Capt. Dave Markett was out in the Pass on Sunday, too. He, however, was out there to fish the PTTS tournament. He has been fishing local tournaments for more than 20 years, and has been active in PTTS tournaments for years. Boca Grande is a place he calls a second home, as his family has had roots here for more than 100 years.
“My family has roots in Boca Grande that date back to the early 1900s,” he said. “The Marketts were a pioneer Arcadia family and my grandfathers and great-grandfathers were with the railroad. I have guided clients for tarpon in Boca Grande Pass and the surrounding sounds, beaches and Charlotte Harbor for a long time.”
He thinks that the tarpon jig directly impacted the status quo.
“Like so many things in today’s society, it signifies a change and most of us fight change – myself included,” he said. “I send clients to traditional-method guides often. Many folks don’t want the tight boating or the relentless sun of daytime and often they want their fishing to be more social than active. I understand those desires.
“No single fishing method is the most effective at all times of the day and traditional methods produce great results when tides and times come together for them - same as they do with our methods. Modern tarpon jigs, hooks and riggings are a far cry from the original style introduced some 20 to 25 years ago. The illustrations currently in circulation by those who are opposed are nothing like what is currently being used. And the techniques described by our detractors absolutely guarantee failure of effort. Maybe it used to be easy, but that was a long, long time ago with different gear.”
For many years the island’s local captains used the weigh scale methods that the PTTS is using now. They gaffed the fish and would toss them up on the beach in a long line.
But they stopped using those methods in the 1990s, after realizing what was happening to the fishery. Island tournaments now use a strict catch-and-release policy, and winners are determined by how many fish are caught.
This year the PTTS changed their methods for weighing and displaying their fish. Instead of holding the tarpon up at the scale, they are using a clear sling you can see through. They changed their line size from 40 to 50-pound test, which they said decreases the amount of time fighting the fish, and they have what they call “professional release” teams reviving the tarpon.
They are still dragging the tarpon from where they were actually caught to the scale, sometimes up to 800 yards or more through the water.
Markett said that, based on what he has read, there isn’t much difference between the mortality rate of tarpon caught with either method. He also believes that his fellow PTTS anglers take great care to keep their tarpon alive.
“Every tarpon must be alive when presented for weighing in order to be accepted and it must swim away after release,” he said. “Every team presenting a fish to be weighed is closely monitored to assure slowly bringing it in and not keeping the head out of the water.”
Markett said the majority of tarpon caught are DNA sampled and instantly released for points required to qualify for the team of the year and championship.
He also said that no fish were DNA sampled at the championship tournament on Sunday. The points normally accumulated during regular tournaments don’t apply in the championship.

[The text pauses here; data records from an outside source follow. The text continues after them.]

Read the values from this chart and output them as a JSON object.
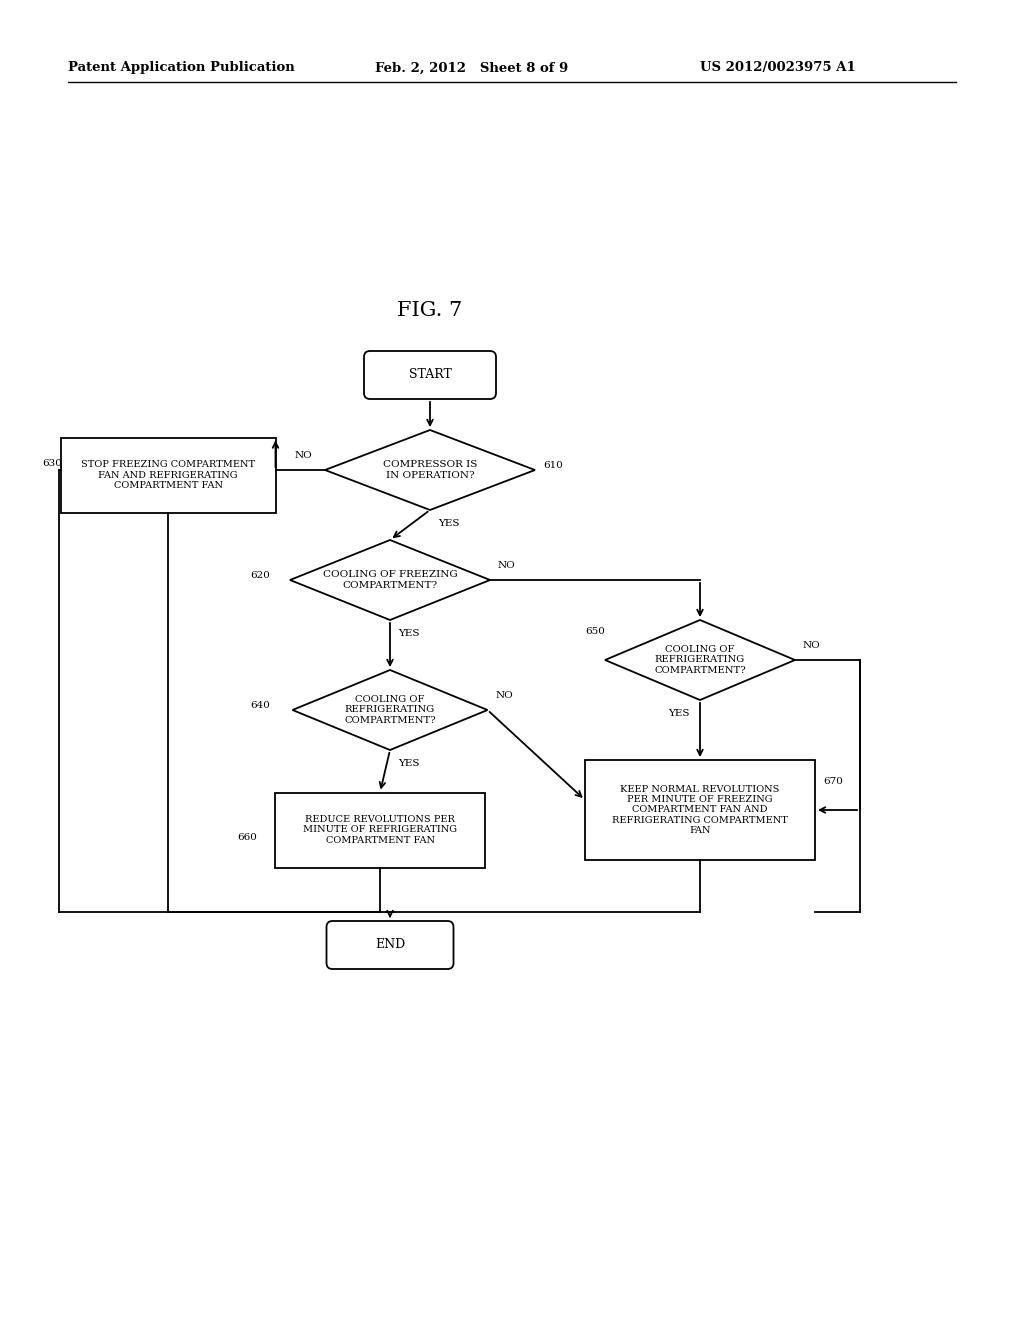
{
  "title": "FIG. 7",
  "header_left": "Patent Application Publication",
  "header_mid": "Feb. 2, 2012   Sheet 8 of 9",
  "header_right": "US 2012/0023975 A1",
  "bg_color": "#ffffff"
}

The FWC has remained quiet on their position regarding tarpon conservation and the fishing methods employed by the PTTS anglers. They do maintain a presence at all the PTTS tournaments.
Recently an FWC spokersperson, Amanda Nalley, said that the FWC “does not condemn the event (PTTS tournaments), but does not back or support them in any way.”
She went on to state that the FWC is against “gaffing, dragging towing, removing a tarpon from the water or excessively handling the fish.” And so the debate continues.